A Gallery of Parallel Text Formats

Ever since reading @ejk’s post on digitizing Tunen texts I have been thinking about the format notion of the “parallel text format”. I thought I would start a “gallery” thread, to try to build up a collection of examples that might be useful as inspiration for creating digital parallel text formats.

First up is probably the minimal case:

Layout Content
Verso page Lingala prose transcription
Recto page English prose translation

Woods, David R. & Fulbert Akouala. 2002. Lingala parallel texts . Dunwoody Press.

Worth noting that recreating this layout from a digitization would require annotating which sentences begin a new paragraph, and which are headings (LINDONGE / The Termite Heap).

1 Like

A page from Kashaya Texts by Oswalt:

This is essentially the same layout as the Tunen text above, with the distinction that paragraphs are numbered inline.

Layout Content
Verso page Kashaya prose transcription
Recto page English prose translation

It takes an awful lot of work to align these parallel texts, and you’re entirely on your own for morphology. Interestingly, Oswalt produced also produced an unpublished digital version of the book this screenshot is from (using an idiosyncratic orthography), which was aligned:

5. The Deer and the Bear
(Told by Herman James, August, 1958)


1. ma?al ?ama: dic'i':du duweni' bak^he ?aca? yacol dihqaw^.
This story from the old days was given to the Indians.

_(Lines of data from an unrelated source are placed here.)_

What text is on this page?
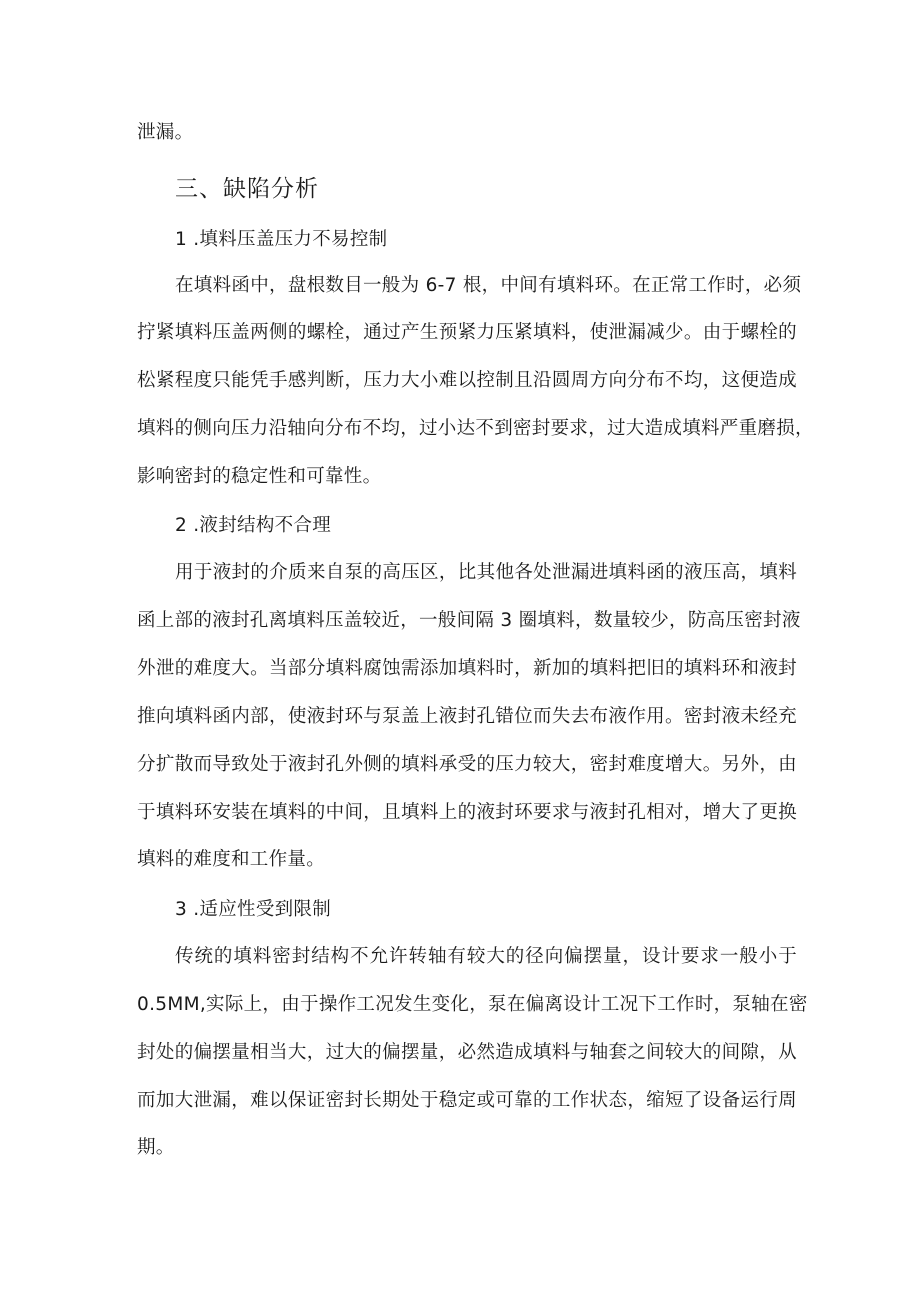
泄漏。
三、缺陷分析
1 .填料压盖压力不易控制
在填料函中，盘根数目一般为 6-7 根，中间有填料环。在正常工作时，必须
拧紧填料压盖两侧的螺栓，通过产生预紧力压紧填料，使泄漏减少。由于螺栓的
松紧程度只能凭手感判断，压力大小难以控制且沿圆周方向分布不均，这便造成
填料的侧向压力沿轴向分布不均，过小达不到密封要求，过大造成填料严重磨损，
影响密封的稳定性和可靠性。
2 .液封结构不合理
用于液封的介质来自泵的高压区，比其他各处泄漏进填料函的液压高，填料
函上部的液封孔离填料压盖较近，一般间隔 3 圈填料，数量较少，防高压密封液
外泄的难度大。当部分填料腐蚀需添加填料时，新加的填料把旧的填料环和液封
推向填料函内部，使液封环与泵盖上液封孔错位而失去布液作用。密封液未经充
分扩散而导致处于液封孔外侧的填料承受的压力较大，密封难度增大。另外，由
于填料环安装在填料的中间，且填料上的液封环要求与液封孔相对，增大了更换
填料的难度和工作量。
3 .适应性受到限制
传统的填料密封结构不允许转轴有较大的径向偏摆量，设计要求一般小于
0.5MM,实际上，由于操作工况发生变化，泵在偏离设计工况下工作时，泵轴在密
封处的偏摆量相当大，过大的偏摆量，必然造成填料与轴套之间较大的间隙，从
而加大泄漏，难以保证密封长期处于稳定或可靠的工作状态，缩短了设备运行周
期。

muli'do mi:li bu7aqa' q'o bih$e q'o' nohp^how- kulu: ?ama': tol^.
Bears and deer were living in the wilderness.

kulu: ?ama': tol- q^ho: no'hp^ho nohp^how^.
Two families lived in the wilderness.

menin hi?baya' c^hot' i'do q^ho: ?iy^.
Neither had men.

k'awada- ?ul- miya':daq^ha?yacol ?ul- cuhma qamu':muc'ba duhk^huy?^.
They were widowed; the husbands had been killed fighting the enemy.


2. mens'i':lido mul- kuma'ci- bah$a c^he'?e: ti bahnati':c'edu ba7aqa' ?em 
bih$e ?el^.
One day the bear asked the deer if she would go leach buckeye nuts with her.

mens'i:li bih$e ?em "hu':?^" nihcedu q^hama:ti' h$iyi?^.

kulu: mul bah$a c^he'?ep^hila q^hama:ti' h$iyi?^.

"hit'e:ti'm ?amadu'we^.

?amhu'l hit'e:ti'm" nihcedu bih$e ?el^.

"hu':?^" nihcedu mens'i:li bih$e ?i'ma:ta ?emu^.


3.  mens'iba ?ul mul ?amadu'we tubi'hciba ?ama: 7'i:- do?q'o'?diwac'ba- ?ul 
tiya':co?k^he c^he?e?k^he bak^he- buhq^ha'l li bawil?ba ?ul^ da:bi'c^hqa:^ 
bi?da ba'h7^hel tolhq^ha?^.

mens'iba ?ul bahci'l idom ma:ca? nohp^ho': to:- p^hila? mi'lhq^ha? ma:ca?^.

mens'iba mi': ?ul- ?ahq^ha ?i':li ?ul p^hima':c'i?- bu7aqa' ?em- la': he: 
bih$e ?e'mu hlaw^.

Okay, incompletely aligned. Anyway, I just point this out because the interlinear format in the Tunen text has some commonalities with the Kashaya one, and in fact it is probably that a tool for expediting the transcription of the Tunen text could have applications for other languages.